Mr Sunak was on track to seemingly becoming the most popular chancellor since Gordon Brown

Looking at the new prime minister’s recent strategic moves, doubts over his political skills can be justified. His appointment of Suella Braverman as home secretary, despite resigning from that position six days prior due to multiple breaches of the ministerial code because of security concerns, has been marked as proof of a cynical deal in return for Braverman endorsing the now-prime minister to ensure he would not be challenged from the right of the party by either Boris Johnson or Penny Mordaunt. While this could be seen as a smartly cynical move, it has unnecessarily created a political firestorm for Mr Sunak. His government must justify why someone who proved to be a risk to national security deserves to return to that same privileged position.
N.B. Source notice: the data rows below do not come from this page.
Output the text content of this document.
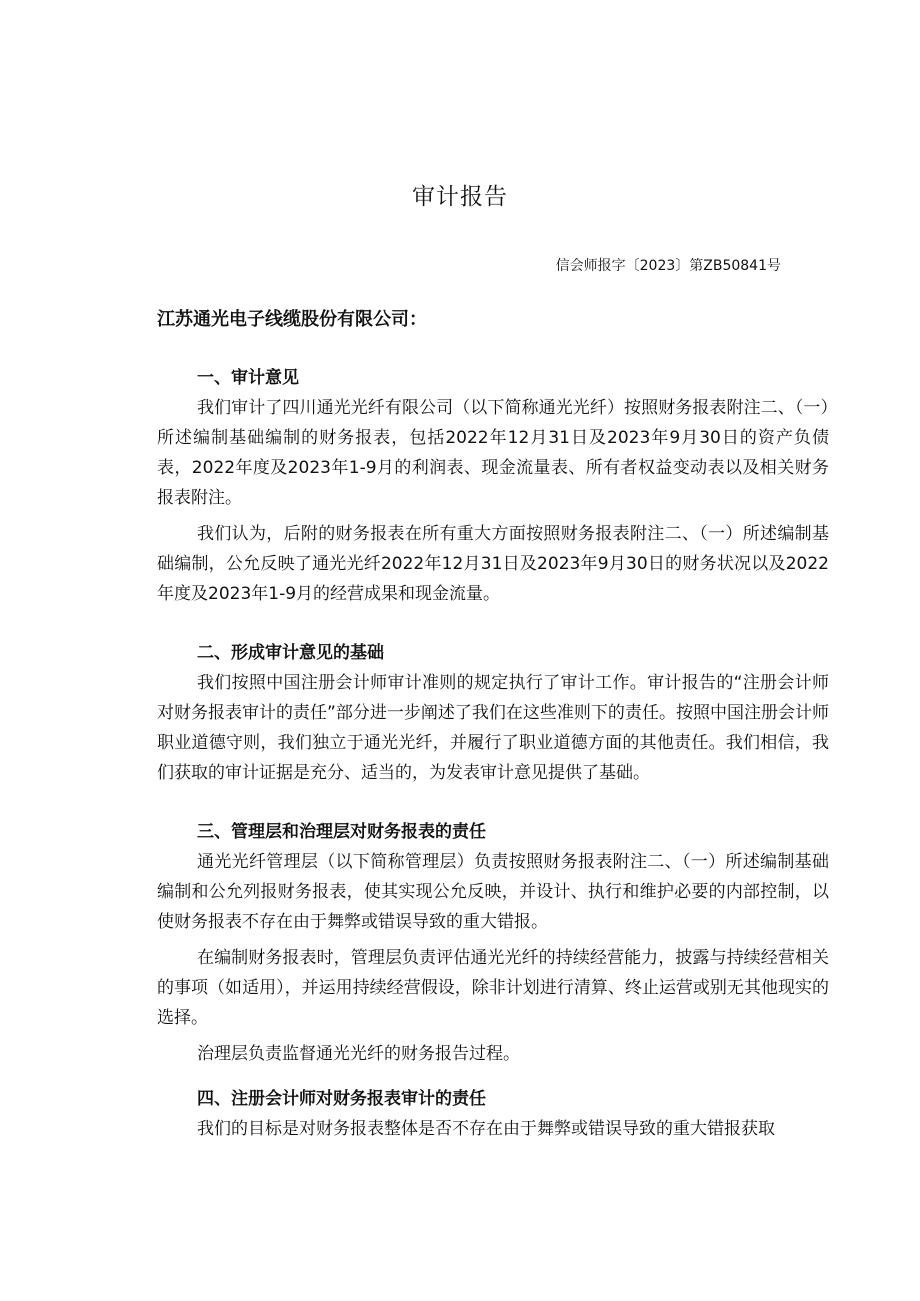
审计报告
信会师报字〔2023〕第ZB50841号
江苏通光电子线缆股份有限公司：
一、审计意见

我们审计了四川通光光纤有限公司（以下简称通光光纤）按照财务报表附注二、（一）所述编制基础编制的财务报表，包括2022年12月31日及2023年9月30日的资产负债表，2022年度及2023年1-9月的利润表、现金流量表、所有者权益变动表以及相关财务报表附注。

我们认为，后附的财务报表在所有重大方面按照财务报表附注二、（一）所述编制基础编制，公允反映了通光光纤2022年12月31日及2023年9月30日的财务状况以及2022年度及2023年1-9月的经营成果和现金流量。

二、形成审计意见的基础

我们按照中国注册会计师审计准则的规定执行了审计工作。审计报告的“注册会计师对财务报表审计的责任”部分进一步阐述了我们在这些准则下的责任。按照中国注册会计师职业道德守则，我们独立于通光光纤，并履行了职业道德方面的其他责任。我们相信，我们获取的审计证据是充分、适当的，为发表审计意见提供了基础。

三、管理层和治理层对财务报表的责任

通光光纤管理层（以下简称管理层）负责按照财务报表附注二、（一）所述编制基础编制和公允列报财务报表，使其实现公允反映，并设计、执行和维护必要的内部控制，以使财务报表不存在由于舞弊或错误导致的重大错报。

在编制财务报表时，管理层负责评估通光光纤的持续经营能力，披露与持续经营相关的事项（如适用），并运用持续经营假设，除非计划进行清算、终止运营或别无其他现实的选择。

治理层负责监督通光光纤的财务报告过程。

四、注册会计师对财务报表审计的责任

我们的目标是对财务报表整体是否不存在由于舞弊或错误导致的重大错报获取
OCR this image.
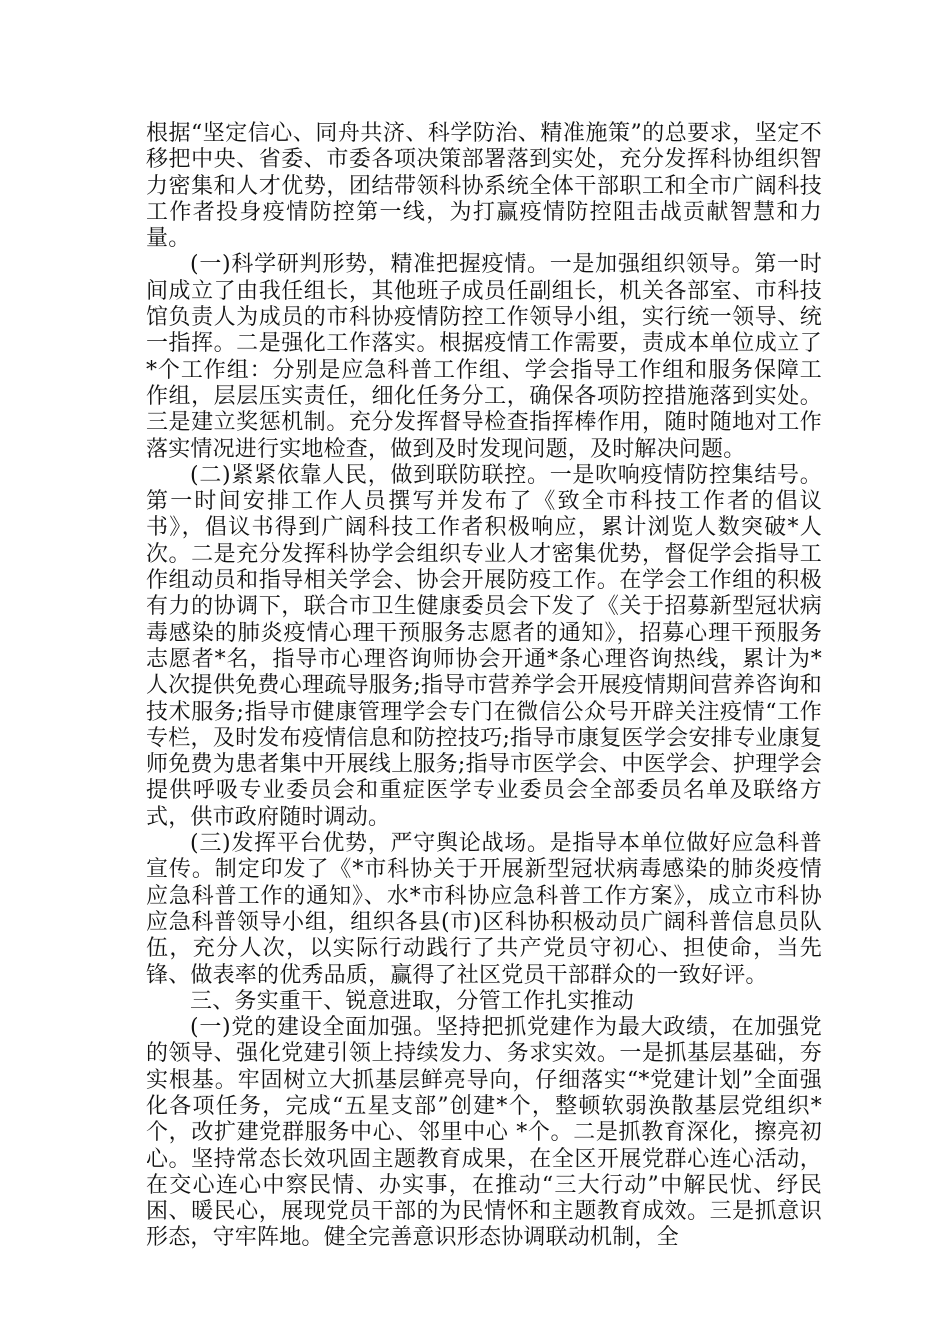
根据“坚定信心、同舟共济、科学防治、精准施策”的总要求，坚定不移把中央、省委、市委各项决策部署落到实处，充分发挥科协组织智力密集和人才优势，团结带领科协系统全体干部职工和全市广阔科技工作者投身疫情防控第一线，为打赢疫情防控阻击战贡献智慧和力量。

(一)科学研判形势，精准把握疫情。一是加强组织领导。第一时间成立了由我任组长，其他班子成员任副组长，机关各部室、市科技馆负责人为成员的市科协疫情防控工作领导小组，实行统一领导、统一指挥。二是强化工作落实。根据疫情工作需要，责成本单位成立了*个工作组：分别是应急科普工作组、学会指导工作组和服务保障工作组，层层压实责任，细化任务分工，确保各项防控措施落到实处。三是建立奖惩机制。充分发挥督导检查指挥棒作用，随时随地对工作落实情况进行实地检查，做到及时发现问题，及时解决问题。

(二)紧紧依靠人民，做到联防联控。一是吹响疫情防控集结号。第一时间安排工作人员撰写并发布了《致全市科技工作者的倡议书》，倡议书得到广阔科技工作者积极响应，累计浏览人数突破*人次。二是充分发挥科协学会组织专业人才密集优势，督促学会指导工作组动员和指导相关学会、协会开展防疫工作。在学会工作组的积极有力的协调下，联合市卫生健康委员会下发了《关于招募新型冠状病毒感染的肺炎疫情心理干预服务志愿者的通知》，招募心理干预服务志愿者*名，指导市心理咨询师协会开通*条心理咨询热线，累计为*人次提供免费心理疏导服务;指导市营养学会开展疫情期间营养咨询和技术服务;指导市健康管理学会专门在微信公众号开辟关注疫情“工作专栏，及时发布疫情信息和防控技巧;指导市康复医学会安排专业康复师免费为患者集中开展线上服务;指导市医学会、中医学会、护理学会提供呼吸专业委员会和重症医学专业委员会全部委员名单及联络方式，供市政府随时调动。

(三)发挥平台优势，严守舆论战场。是指导本单位做好应急科普宣传。制定印发了《*市科协关于开展新型冠状病毒感染的肺炎疫情应急科普工作的通知》、水*市科协应急科普工作方案》，成立市科协应急科普领导小组，组织各县(市)区科协积极动员广阔科普信息员队伍，充分人次，以实际行动践行了共产党员守初心、担使命，当先锋、做表率的优秀品质，赢得了社区党员干部群众的一致好评。

三、务实重干、锐意进取，分管工作扎实推动

(一)党的建设全面加强。坚持把抓党建作为最大政绩，在加强党的领导、强化党建引领上持续发力、务求实效。一是抓基层基础，夯实根基。牢固树立大抓基层鲜亮导向，仔细落实“*党建计划”全面强化各项任务，完成“五星支部”创建*个，整顿软弱涣散基层党组织*个，改扩建党群服务中心、邻里中心 *个。二是抓教育深化，擦亮初心。坚持常态长效巩固主题教育成果，在全区开展党群心连心活动，在交心连心中察民情、办实事，在推动“三大行动”中解民忧、纾民困、暖民心，展现党员干部的为民情怀和主题教育成效。三是抓意识形态，守牢阵地。健全完善意识形态协调联动机制，全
This political backfire comes as the government must find enough spending cuts to fill an eleven-figure fiscal black hole for the giddily anticipated medium-term fiscal plan. With fears of ten-to-fifteen per cent spending cuts overall government departments, including the NHS, would be politically untenable for Conservative MPs. It could very well be that Mr Sunak is unable to command the confidence of this unruly rabble.

So could any grad student become prime minister at this rate? The answer is probably more likely to be yes than no. But, not because a twenty-something-year-old would be qualified in the slightest to act as head of government. The case is simply that they would have as much chance of stamping their authority on this Conservative party as even the current prime minister.